Il est recommandé que le SCC continue de mettre en oeuvre les éléments suivants :

  • Utiliser des processus plus satisfaisants de règlement des différends afin de favoriser un milieu de travail et un environnement correctionnel plus sains, en prenant les mesures suivantes :
    • concevoir et élaborer des processus coordonnés et internes de règlement des différends fondés sur les principes de la justice réparatrice pour tout le personnel;
    • cerner et/ou élaborer des outils d'information et des programmes complets de formation pour le personnel du SCC et les délinquants en vue d'accroître la connaissance et la mise en application d'options positives de gestion et de règlement des différends;
    • cerner, implanter et évaluer des projets pilotes afin de mettre à l'essai des approches choisies de règlement de différends auprès de divers groupes cibles, y compris le personnel, la direction, les délinquants et d'autres groupes faisant partie du SCC;
    • élaborer un cadre d'évaluation pour la mise en oeuvre de mécanismes internes de règlement des différends;
    • faire le suivi des projets pilotes et de l'évaluation en élaborant une politique obligatoire de règlement des différends pour le SCC conformément aux principes de la justice réparatrice.

Recommandations générales

Afin d'atteindre les objectifs susmentionnés, le SCC devrait prendre les mesures suivantes :

  • créer un comité national sur la justice réparatrice en vue de contribuer à la sensibilisation, à la consultation et à la formation d'un consensus et d'une direction au sein du Service et de veiller à ce qu'il y ait une coordination entre les secteurs et les chaînes de responsabilité;
  • veiller à ce que l'AC dispose des ressources nécessaires et de la capacité de fournir des conseils judicieux et à ce que toutes les régions possèdent le personnel spécialisé pour la coordination des approches/initiatives en matière de justice réparatrice et de règlement des différends;
  • rédiger un rapport d'étape pour le Comité de direction d'ici les 12 prochains mois.

6. Conclusion

Toutes les recommandations précitées fourniraient au SCC l'occasion de continuer d'explorer cette approche émergeante de la réforme de justice pénale. Elles se fonderaient sur les initiatives actuelles qui comportent des volets de justice réparatrice favorisant l'atteinte des buts fixés dans la Mission du SCC.

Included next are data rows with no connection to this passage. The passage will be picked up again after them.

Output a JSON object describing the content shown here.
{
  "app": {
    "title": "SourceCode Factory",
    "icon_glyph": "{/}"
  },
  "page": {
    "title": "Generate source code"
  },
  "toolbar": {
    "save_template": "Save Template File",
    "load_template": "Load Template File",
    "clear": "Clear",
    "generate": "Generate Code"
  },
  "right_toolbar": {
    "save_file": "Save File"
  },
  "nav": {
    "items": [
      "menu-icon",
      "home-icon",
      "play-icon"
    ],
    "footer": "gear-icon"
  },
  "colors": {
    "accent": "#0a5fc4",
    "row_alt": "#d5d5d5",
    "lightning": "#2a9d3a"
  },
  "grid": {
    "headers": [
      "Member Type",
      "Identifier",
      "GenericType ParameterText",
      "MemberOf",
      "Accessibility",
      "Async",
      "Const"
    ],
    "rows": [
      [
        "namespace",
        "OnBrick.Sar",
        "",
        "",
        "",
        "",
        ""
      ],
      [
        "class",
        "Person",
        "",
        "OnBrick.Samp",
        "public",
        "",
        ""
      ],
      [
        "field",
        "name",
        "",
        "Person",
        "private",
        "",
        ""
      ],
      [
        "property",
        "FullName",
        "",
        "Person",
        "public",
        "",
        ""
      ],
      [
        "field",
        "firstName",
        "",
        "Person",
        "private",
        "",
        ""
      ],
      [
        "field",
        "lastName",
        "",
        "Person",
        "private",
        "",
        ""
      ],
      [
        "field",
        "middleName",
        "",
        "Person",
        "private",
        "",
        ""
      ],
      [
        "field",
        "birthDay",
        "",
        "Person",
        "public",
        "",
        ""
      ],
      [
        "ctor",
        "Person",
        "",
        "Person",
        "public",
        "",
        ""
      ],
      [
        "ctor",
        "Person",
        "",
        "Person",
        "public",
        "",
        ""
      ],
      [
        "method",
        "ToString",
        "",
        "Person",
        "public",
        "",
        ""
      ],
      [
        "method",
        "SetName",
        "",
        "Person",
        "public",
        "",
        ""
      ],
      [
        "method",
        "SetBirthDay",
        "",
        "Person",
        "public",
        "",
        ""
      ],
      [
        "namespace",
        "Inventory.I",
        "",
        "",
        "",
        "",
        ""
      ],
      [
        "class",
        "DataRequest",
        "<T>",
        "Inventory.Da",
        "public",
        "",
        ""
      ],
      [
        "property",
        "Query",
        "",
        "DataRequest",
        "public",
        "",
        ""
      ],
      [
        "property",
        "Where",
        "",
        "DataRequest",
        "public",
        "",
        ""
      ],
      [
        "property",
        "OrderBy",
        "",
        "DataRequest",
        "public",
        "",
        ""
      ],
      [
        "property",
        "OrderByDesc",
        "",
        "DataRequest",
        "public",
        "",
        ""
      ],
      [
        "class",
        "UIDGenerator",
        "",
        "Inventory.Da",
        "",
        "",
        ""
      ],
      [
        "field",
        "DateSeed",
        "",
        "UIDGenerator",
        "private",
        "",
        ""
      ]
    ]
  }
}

Au moment où le SCC continue de se pencher sur le type de système correctionnel qu'il adoptera au prochain millénaire, les approches de justice réparatrice sont très prometteuses pour soutenir notre capacité à réduire les différends, accroître notre capacité à résoudre les différends à l'extérieur du système officiel de justice pénale, ainsi qu'à contribuer à l'édification de collectivités plus paisibles et plus sûres et au sentiment accru d'union sociale que ces mesures favoriseront au Canada.